Da considerare, tuttavia, ci sono i tempi necessari per la pronuncia della Cassazione sul probabile ricorso dei pm contro le decisioni del Riesame. Tempi che potrebbero rinviare la definizione del cosiddetto “giudicato cautelare” oltre l’inverno, suggerendo al gip di limitare al minimo gli “effetti collaterali” dell’inchiesta in attesa di capire cosa sopravvivrà ai rilievi “sposati” dal Riesame.
MALAPOLITICA LUCANA, I FILONI DI INDAGINE
A febbraio, il pm Montemurro e il procuratore capo di Potenza, Francesco Curcio, avevano sottoposto al gip, che ha emesso le misure cautelari, le risultanze di tre distinti filoni d’indagine.
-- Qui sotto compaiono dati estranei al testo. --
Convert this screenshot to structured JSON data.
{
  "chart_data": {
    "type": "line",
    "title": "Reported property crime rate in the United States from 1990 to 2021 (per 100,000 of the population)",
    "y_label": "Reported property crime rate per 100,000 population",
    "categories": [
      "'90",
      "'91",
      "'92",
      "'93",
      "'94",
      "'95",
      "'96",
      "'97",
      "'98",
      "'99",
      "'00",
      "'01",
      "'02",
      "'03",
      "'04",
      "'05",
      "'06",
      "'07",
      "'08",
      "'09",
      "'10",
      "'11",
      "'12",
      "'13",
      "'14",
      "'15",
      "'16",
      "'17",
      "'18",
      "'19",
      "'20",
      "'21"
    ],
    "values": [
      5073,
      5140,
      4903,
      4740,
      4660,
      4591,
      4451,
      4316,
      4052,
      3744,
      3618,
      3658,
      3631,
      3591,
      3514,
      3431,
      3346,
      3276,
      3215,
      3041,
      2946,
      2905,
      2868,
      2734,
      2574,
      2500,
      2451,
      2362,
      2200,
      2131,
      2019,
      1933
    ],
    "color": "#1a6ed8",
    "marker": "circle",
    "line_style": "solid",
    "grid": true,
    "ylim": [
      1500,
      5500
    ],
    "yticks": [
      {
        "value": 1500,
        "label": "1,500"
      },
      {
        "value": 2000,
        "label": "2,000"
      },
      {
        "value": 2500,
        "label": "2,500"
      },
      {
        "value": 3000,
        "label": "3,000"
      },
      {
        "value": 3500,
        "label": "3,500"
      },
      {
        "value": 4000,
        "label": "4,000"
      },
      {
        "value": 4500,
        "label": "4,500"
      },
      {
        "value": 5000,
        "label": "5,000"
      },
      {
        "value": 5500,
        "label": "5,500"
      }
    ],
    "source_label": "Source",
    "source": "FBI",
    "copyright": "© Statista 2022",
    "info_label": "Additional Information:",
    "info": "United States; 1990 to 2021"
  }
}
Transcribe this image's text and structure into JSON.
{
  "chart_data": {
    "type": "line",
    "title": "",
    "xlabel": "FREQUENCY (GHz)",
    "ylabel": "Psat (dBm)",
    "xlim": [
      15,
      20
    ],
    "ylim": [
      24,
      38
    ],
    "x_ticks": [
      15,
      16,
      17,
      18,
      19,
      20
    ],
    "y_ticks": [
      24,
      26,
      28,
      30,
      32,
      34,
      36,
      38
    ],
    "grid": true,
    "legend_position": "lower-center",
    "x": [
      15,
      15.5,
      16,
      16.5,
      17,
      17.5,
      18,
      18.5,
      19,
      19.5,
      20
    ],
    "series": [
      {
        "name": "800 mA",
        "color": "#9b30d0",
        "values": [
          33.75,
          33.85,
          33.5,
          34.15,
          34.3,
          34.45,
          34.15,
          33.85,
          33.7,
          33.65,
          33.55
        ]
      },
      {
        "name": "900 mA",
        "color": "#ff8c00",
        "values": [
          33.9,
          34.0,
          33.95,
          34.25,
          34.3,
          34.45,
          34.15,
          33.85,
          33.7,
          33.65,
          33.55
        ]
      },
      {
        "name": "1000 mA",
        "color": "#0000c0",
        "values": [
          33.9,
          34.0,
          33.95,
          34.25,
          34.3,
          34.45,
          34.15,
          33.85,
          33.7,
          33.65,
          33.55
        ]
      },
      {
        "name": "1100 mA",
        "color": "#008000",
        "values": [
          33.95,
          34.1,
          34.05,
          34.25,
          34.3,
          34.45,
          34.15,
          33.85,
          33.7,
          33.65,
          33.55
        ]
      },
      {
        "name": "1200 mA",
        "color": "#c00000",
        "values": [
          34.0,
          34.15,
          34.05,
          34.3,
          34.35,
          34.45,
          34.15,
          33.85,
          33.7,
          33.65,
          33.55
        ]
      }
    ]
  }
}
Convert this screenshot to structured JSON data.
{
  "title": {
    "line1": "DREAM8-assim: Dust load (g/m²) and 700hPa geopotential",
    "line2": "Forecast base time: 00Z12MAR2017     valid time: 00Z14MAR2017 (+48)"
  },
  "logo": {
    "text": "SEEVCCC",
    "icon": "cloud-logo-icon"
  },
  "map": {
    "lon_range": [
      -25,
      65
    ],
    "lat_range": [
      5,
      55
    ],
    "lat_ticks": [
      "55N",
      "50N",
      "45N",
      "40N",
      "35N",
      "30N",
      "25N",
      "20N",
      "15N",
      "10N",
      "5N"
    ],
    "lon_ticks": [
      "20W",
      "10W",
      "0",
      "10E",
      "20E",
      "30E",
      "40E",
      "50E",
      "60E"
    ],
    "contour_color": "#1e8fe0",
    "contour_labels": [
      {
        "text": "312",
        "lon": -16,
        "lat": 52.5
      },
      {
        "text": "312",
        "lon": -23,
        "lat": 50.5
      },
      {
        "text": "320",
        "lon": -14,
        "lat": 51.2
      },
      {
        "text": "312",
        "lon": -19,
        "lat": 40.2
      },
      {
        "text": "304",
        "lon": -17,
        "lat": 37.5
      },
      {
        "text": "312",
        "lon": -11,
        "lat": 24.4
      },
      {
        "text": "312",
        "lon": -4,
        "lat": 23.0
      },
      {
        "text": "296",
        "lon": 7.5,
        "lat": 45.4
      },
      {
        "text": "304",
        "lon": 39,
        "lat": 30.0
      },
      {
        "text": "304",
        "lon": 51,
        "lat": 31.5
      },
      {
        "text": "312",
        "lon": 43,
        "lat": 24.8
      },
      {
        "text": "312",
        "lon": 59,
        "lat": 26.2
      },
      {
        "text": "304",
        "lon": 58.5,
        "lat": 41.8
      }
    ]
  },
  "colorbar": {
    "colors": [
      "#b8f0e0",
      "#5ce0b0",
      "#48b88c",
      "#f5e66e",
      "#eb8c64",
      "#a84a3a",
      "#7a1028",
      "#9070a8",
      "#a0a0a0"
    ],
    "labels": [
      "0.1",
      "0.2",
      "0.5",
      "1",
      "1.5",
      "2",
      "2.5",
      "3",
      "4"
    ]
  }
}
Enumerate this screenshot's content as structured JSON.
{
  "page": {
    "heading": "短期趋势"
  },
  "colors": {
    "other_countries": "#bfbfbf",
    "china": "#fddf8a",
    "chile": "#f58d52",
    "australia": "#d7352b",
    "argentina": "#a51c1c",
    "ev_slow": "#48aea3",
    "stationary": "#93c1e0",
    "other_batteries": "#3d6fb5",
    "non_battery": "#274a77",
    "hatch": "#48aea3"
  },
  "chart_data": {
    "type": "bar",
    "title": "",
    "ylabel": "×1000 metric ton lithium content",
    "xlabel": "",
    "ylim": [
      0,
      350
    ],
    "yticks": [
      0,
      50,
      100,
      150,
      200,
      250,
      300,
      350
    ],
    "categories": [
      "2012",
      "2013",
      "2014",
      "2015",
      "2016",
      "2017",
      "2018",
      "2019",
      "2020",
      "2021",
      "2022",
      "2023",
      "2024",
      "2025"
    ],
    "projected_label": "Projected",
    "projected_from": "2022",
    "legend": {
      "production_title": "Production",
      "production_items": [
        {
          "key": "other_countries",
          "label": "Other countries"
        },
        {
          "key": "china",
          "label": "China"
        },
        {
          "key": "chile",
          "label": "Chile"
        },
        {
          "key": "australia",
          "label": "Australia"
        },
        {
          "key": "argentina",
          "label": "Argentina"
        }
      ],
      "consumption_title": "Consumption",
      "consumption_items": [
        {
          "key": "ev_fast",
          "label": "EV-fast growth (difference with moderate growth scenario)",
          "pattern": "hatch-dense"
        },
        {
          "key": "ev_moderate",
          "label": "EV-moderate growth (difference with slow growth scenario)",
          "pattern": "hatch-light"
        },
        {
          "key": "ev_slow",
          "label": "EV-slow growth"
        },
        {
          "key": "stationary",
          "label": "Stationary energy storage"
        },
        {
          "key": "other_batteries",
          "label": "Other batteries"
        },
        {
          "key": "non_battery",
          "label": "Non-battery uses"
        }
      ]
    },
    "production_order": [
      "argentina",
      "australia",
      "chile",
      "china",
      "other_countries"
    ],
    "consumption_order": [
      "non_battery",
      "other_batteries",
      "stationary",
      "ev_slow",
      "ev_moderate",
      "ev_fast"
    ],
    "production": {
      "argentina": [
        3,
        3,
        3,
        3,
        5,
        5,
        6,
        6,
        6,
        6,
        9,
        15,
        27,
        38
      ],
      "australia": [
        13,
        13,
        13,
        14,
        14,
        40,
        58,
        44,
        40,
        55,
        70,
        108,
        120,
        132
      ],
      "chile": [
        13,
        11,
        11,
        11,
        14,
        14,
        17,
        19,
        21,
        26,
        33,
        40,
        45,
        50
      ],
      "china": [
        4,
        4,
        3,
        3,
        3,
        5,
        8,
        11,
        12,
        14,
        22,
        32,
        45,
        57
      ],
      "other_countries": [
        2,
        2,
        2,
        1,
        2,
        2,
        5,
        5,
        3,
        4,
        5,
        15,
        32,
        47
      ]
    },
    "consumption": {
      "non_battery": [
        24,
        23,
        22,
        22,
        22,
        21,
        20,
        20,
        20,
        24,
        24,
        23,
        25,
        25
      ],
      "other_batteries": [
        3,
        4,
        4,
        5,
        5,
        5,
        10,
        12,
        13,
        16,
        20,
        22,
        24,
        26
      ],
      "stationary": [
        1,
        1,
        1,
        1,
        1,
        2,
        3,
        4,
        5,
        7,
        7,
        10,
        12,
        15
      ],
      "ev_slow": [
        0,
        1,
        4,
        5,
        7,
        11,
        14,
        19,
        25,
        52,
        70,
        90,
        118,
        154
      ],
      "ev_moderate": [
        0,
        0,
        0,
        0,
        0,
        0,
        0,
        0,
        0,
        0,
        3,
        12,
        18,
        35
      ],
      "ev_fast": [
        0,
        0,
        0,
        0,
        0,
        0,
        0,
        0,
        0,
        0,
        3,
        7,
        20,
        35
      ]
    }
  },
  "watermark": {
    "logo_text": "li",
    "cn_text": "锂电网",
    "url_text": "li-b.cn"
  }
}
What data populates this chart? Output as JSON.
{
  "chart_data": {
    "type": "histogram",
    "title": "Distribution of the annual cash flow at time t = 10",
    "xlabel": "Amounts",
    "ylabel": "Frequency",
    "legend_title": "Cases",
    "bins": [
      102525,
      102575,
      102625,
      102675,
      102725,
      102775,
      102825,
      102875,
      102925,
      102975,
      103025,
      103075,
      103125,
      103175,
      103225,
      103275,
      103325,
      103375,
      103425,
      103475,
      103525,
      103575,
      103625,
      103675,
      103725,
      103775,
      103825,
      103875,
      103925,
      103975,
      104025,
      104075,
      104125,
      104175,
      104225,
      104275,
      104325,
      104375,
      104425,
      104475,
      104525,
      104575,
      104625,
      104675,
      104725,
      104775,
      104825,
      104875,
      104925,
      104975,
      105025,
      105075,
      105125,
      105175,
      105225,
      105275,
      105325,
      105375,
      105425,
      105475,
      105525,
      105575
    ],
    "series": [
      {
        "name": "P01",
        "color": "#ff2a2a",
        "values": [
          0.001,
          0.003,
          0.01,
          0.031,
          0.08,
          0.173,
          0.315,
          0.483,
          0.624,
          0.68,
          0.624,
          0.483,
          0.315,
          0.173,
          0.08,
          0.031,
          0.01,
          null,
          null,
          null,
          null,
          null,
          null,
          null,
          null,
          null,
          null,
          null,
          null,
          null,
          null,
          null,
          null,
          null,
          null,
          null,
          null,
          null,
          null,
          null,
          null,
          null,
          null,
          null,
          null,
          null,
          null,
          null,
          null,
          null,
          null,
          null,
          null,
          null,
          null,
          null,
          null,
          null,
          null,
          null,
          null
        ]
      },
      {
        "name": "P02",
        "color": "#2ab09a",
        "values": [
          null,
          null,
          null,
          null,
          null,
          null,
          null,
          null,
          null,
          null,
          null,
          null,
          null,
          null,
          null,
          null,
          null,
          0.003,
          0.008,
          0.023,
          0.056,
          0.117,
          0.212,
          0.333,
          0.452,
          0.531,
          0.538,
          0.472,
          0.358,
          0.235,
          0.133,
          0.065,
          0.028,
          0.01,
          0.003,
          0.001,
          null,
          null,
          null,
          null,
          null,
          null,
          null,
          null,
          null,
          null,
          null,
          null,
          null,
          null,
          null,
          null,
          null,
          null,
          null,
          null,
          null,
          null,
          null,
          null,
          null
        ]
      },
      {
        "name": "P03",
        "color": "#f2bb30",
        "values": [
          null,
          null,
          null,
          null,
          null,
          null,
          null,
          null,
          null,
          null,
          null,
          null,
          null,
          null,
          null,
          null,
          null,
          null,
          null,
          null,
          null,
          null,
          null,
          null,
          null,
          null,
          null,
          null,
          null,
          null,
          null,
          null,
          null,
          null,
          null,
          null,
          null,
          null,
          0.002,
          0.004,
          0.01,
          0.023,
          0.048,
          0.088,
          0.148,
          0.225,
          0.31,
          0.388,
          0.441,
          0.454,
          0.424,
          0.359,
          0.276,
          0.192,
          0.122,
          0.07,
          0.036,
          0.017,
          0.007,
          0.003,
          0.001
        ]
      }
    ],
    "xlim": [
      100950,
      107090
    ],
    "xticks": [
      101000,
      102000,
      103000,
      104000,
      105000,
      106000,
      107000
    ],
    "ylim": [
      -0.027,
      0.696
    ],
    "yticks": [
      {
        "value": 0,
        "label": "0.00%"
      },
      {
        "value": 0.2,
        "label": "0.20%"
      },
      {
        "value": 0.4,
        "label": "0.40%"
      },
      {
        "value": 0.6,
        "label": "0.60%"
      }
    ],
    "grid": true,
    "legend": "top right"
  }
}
Il primo ha preso di mira il progetto del nuovo polo ospedaliero di Lagonegro, mai sorto. Il secondo, i pacchetti di voti “scambiati” in occasione delle elezioni comunali vinte da Di Lascio a Lagonegro, nel 2019, con promesse di trasferimenti, nomine, promozioni, affidamenti di servizi pubblici, favoritismi. Il terzo, infine, l’esistenza di una corsia preferenziale per i “vip” e gli amici dei “vip” della politica regionale della Basilicata per l’accesso ai tamponi diagnostici del covid 19 durante le prime terribili settimane della pandemia. Per quest’ultimo, però, non sono state disposte misure cautelari.
A far partire le verifiche sui primi due filoni d’indagine era stata la denuncia, a novembre 2019, dell’allora direttore generale del San Carlo, Massimo Barresi, che ha riferito di aver ricevuto pressioni indebite dall’allora assessore alla Sanità, Leone, e poi ha preso di mira anche il suo successore, Spera.
MALAPOLITICA LUCANA, I SUPERTESTI DELL’ACCUSA
In seguito, malgrado alcune perplessità al riguardo tra gli investigatori, i pm hanno “eletto” a superteste dell’accusa un altro co-indagato nella medesima inchiesta, l’ex segretario del governatore Bardi, Mario Araneo, che ha riscontrato le dichiarazioni del suo “protetto” Barresi, riferendo di una «compagine» interna all’amministrazione regionale e guidata da Cupparo, Leone e Piro, che «quotidianamente offendeva la reputazione e la professionalità» del dg. Offese che, a detta di Araneo, non sarebbero state ispirate dalle oggettive criticità emerse durante la sua gestione dell’azienda ospedaliera regionale, ma dalla volontà di destituirlo per «le mancate adesioni (…) alle continue richieste di sistemazione di amici che provenivano dagli assessori e/o richieste inerenti la regolamentazione dei cospicui interessi sottesi alla realizzazione del nuovo ospedale di Lagonegro secondo il volere degli stessi assessori».